The Company has in place a Risk Management Policy duly approved by the board which is periodically reviewed by the management. The main objective of the company's risk management policy is to ensure the effective identification and reporting of risk exposures, involvement of all departments and employees in risk management, to ensure continuous growth of business and protect all the stakeholders of the Company. The Audit Committee and Board of Directors consider the risk exposure before approving a strategic decisions taken by the Company. Further the Company has strong internal control system in place to identify the risks at any stage of the business. This internal control system is further reviewed by the internal auditors of the Company and a report is submitted to the Audit Committee. The Committee based on the report of internal auditors advises on the necessary action to be taken in case of any deviation from required standards.

AUDITORS:

M/s Darpan & Associates, Chartered Accountants (FRN:016156S) are the Statutory Auditors of the Company who were appointed by the board in its meeting dated 20th January, 2023 on the recommendation of Audit

Committee and ratified by the members in its meeting dated 21st March, 2023 to hold office until of 33rd Annual General Meeting.
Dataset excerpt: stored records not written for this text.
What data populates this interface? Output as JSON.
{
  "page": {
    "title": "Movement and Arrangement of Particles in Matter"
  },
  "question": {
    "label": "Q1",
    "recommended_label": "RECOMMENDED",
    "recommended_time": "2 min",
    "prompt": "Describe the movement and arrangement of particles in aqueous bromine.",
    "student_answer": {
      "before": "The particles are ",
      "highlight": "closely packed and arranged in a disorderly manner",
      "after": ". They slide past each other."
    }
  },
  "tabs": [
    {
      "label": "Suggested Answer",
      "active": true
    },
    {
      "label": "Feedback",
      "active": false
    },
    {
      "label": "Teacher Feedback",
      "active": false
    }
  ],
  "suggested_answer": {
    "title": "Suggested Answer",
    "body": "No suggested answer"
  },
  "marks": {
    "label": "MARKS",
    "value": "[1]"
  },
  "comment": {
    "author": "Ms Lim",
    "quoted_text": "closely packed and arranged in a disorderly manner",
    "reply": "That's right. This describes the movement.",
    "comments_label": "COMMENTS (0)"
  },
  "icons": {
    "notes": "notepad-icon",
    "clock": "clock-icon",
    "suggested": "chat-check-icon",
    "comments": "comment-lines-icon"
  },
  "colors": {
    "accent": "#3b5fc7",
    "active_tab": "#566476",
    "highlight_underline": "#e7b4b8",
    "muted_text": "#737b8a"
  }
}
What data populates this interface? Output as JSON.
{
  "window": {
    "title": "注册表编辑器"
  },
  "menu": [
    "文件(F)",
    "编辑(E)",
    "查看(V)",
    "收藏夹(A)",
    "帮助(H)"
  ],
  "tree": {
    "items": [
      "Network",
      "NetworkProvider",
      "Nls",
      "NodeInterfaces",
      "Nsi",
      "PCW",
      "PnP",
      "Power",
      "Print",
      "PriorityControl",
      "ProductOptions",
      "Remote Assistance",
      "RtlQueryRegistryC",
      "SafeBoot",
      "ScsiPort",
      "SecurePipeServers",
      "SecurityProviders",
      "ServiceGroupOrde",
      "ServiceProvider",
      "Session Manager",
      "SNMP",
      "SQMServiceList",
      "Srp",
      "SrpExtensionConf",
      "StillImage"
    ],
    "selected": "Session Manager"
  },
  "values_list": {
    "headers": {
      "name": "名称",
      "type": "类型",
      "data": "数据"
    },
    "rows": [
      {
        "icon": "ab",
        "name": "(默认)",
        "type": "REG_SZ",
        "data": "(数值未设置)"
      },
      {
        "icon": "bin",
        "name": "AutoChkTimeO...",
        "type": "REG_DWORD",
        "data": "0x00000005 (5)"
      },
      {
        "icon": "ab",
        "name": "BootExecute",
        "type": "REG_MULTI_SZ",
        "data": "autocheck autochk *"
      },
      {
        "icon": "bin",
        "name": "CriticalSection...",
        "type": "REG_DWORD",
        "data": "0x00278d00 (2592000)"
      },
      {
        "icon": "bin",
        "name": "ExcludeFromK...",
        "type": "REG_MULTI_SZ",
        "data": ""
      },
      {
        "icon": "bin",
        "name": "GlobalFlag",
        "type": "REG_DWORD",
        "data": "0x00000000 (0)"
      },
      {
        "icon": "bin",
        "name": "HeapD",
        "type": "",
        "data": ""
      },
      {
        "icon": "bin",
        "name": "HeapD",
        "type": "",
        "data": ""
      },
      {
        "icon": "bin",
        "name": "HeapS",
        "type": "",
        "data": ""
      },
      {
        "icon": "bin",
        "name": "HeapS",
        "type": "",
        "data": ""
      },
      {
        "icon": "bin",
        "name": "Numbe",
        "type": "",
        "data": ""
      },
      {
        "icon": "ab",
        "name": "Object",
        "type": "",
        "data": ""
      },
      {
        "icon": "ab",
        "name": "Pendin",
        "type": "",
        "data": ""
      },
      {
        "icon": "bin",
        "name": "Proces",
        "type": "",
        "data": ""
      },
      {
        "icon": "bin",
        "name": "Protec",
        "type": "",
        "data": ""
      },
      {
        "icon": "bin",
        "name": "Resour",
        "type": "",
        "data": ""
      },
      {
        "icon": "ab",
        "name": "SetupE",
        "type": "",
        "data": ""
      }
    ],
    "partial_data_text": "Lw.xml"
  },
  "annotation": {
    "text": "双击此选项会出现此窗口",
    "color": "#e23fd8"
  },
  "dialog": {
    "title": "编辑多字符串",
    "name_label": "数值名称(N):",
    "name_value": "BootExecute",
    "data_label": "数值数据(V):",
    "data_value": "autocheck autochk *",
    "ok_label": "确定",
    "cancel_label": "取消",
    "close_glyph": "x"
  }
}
The statutory auditor's report does not contain any qualifications, reservations, or adverse remarks or disclaimer.

COST AUDIT:

Pursuant to notification of Companies (Cost Records and Audit) Rules, 2014 read with Companies (Cost

Records and Audit) amendment rules, 2014, the Company's product does not fall under the purview of Cost Audit.

MANAGEMENT DISCUSSION ANALYSIS REPORT:

The report has been presented separately detailing the overall status of economy, industry and business of the Company in Annexure [I].

SECRETARIAL AUDITORS:

Pursuant to the provisions of Section 204 of the Companies Act, 2013 and rules made thereunder, the Company has appointed M/s Lakshmmi Subramanian & Associates, Practising Company Secretaries to undertake the Secretarial Audit of the Company. The Secretarial Audit Report for the year 2022-23 is included as "Annexure [III]" and forms an integral part of this Report.

EXTRACT OF ANNUAL RETURN:

The Annual Return in accordance with Section 92(3) of the Companies Act, 2013 read with the Companies (Management and Administration) Rules, 2014, is available on company's website and can be accessed at www.jumbobaglimited.com.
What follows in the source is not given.